There now, that’s all right. I’ll see if I can call to memory some of the “characters” in the old village of long ago. Of course, the ministers come first. There were four kirks in Glenconan.

The established Presbyterian church stood in its ancient burial-ground on the north side of the square, quite close to the old house in which Dean Skinner wrote “Tullochgorum”. The first minister I remember was the Reverend Dr. Ogg, whose smile and kindly words were like a benediction to us children. He died when I was twelve, and was succeeded by a man of an altogether different type. Before he came to us he had been Assistant in a large city parish, and, as we thought, rather gave himself airs on that account. It’s true, there were few country ministers more popular with the gentlefolks; no one was more welcome at a garden party, and, he was a first-class tennis player. He had taken his B.D. degree, and was generally supposed to be of a scholarly turn; but, insofar as turning his learning to practical account was concerned, results were meagre. When I was about fifteen years of age, I saw a good deal of a Mr. Cowie, a man of beautiful life and wide reading. He was an elder of the Parish church, but had distinct leanings towards Plymouth Brethrenism. My converse with him raised the question of the Baptism of Infants; and, for a time I was at loss to know just what to believe. I went to Mr. Greig, the parish minister, and laid my difficulties before him. So far from helping, he hindered me. He did not understand the eagerness of my countrymen for the acquisition of knowledge; he treated me as a forward child, who was inquiring into things entirely beyond his grasp. He was too busy to go into the matter then, and told me to go home and forget about it. I asked for bread, and he gave me a stone. My father and mother were members of his church; but, they did not lay down any hard and fast law to me, so long as I went to church.
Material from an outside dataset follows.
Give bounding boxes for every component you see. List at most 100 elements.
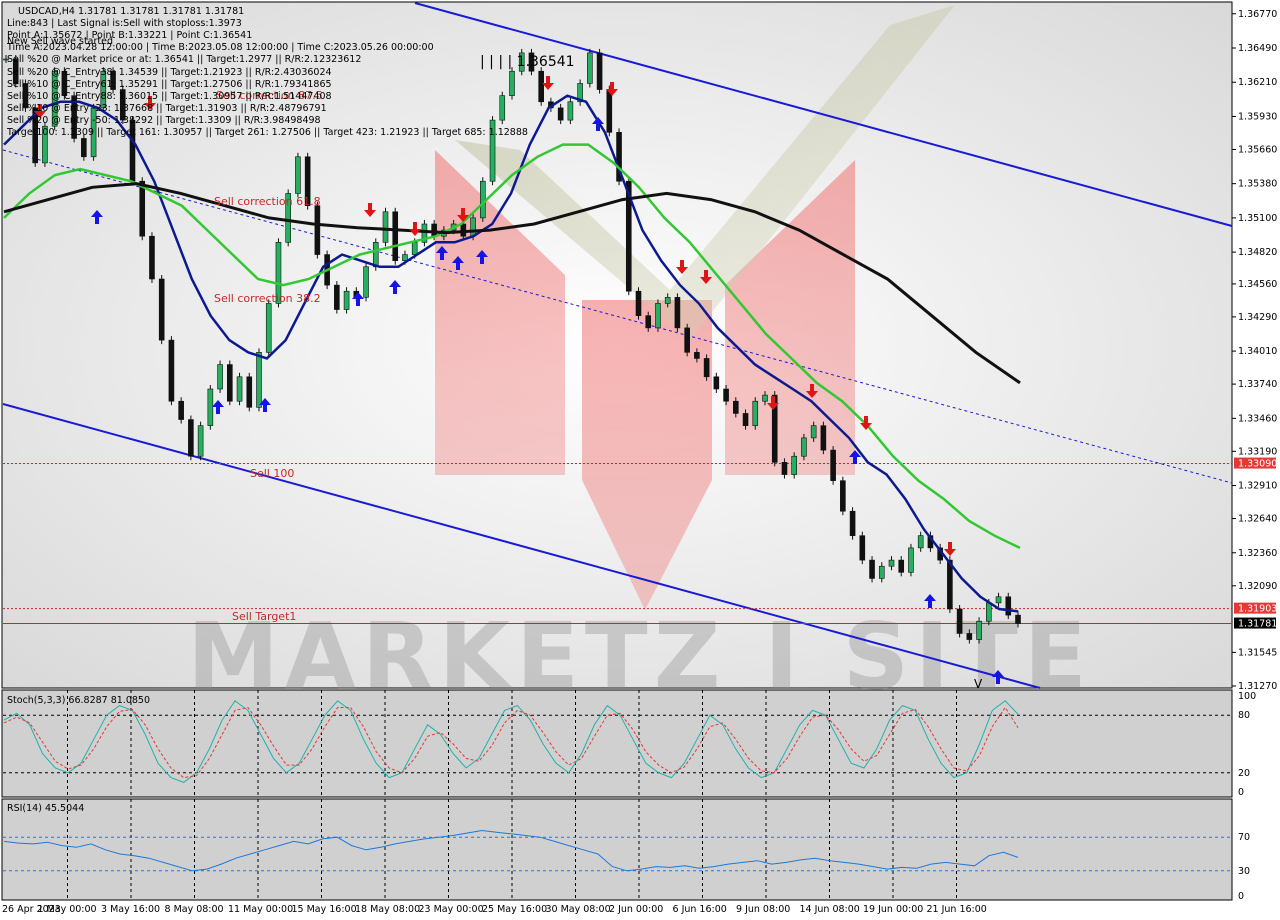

For some time I wavered in my leanings. Our home was near to both the Free and United Presbyterian Churches. Occasionally I attended the last named, mainly because I liked to hear Mr. Haldane, the U.P. minister, commenting on the Scripture lessons, as he read. One could not fail to be instructed. He was a dear old man, and was beloved by everybody. His quiet, unobtrusive, saintly life was one long uplifting sermon. You could not be in his company without appreciating the rays of happiness and kindliness that were all the time going forth from him. No one would have classed him as an eloquent preacher, in the ordinary acceptation of the term; but, he possessed a gentle persuasiveness, that had a wonderful influence on his little flock.

For several years I most frequently attended the Free Church, of which I became a communicant at the age of sixteen. The minister, the Reverend William Manson, had taken a brilliant degree in classics at the University of Aberdeen—and he had been equally proficient in Oriental languages—during his course at the Theological Hall.

While possessed of great goodness of heart, he was by most thought to be an ambitious man. I knew him well, and it always seemed to me that it was not ambition as it is usually understood, but rather a consciousness of his own intellectual power and ripe scholarship, and a feeling that these were not finding their complete development in the quiet, old world village, where his lot was cast. I have often thought, too, that the General Assembly of his church did not know what they cast away, when they chose a “Higher Critic”, in preference to him, for one of the Divinity Professorships. It was under his fostering care that I was first led to interest myself in religion as “the way of life,” and I shall always retain the deepest gratitude for his wholesome influence on my young life. He had, however, a certain dignity and aloofness, that kept me from daring to intrude into the inner circle of his friendship.

There were several things that came into my life about this period, and compelled me to relinquish, for a time at least, the strong desire which I had for a college education. I resolved to learn a trade, by means of which I hoped to earn my living, and put by a little towards college expenses. I was indentured as an apprentice carpenter, and three very happy years I spent at the “bench”. I never was a good tradesman, but I learnt enough to enable me in after years to erect, partly with my own hands, a mission church on the Red River.

Mr. Manson took notice of the fact that I seldom participated in the ploys of the other village lads; and, when he found out that I was making a brave effort to prepare myself for college, he constituted himself my private tutor. For nearly two years I studied under his direction, and made such progress that I was able to qualify for the post of Junior English Master in a small English Grammar School.

I used to think that my inability to enter college was something of a calamity, but, when I look back upon those days in the perspective, I am firmly convinced that I was being guided and controlled in all this by one wiser than I. There were many things besides classics and mathematics which I ought to know before I made the plunge into academical life.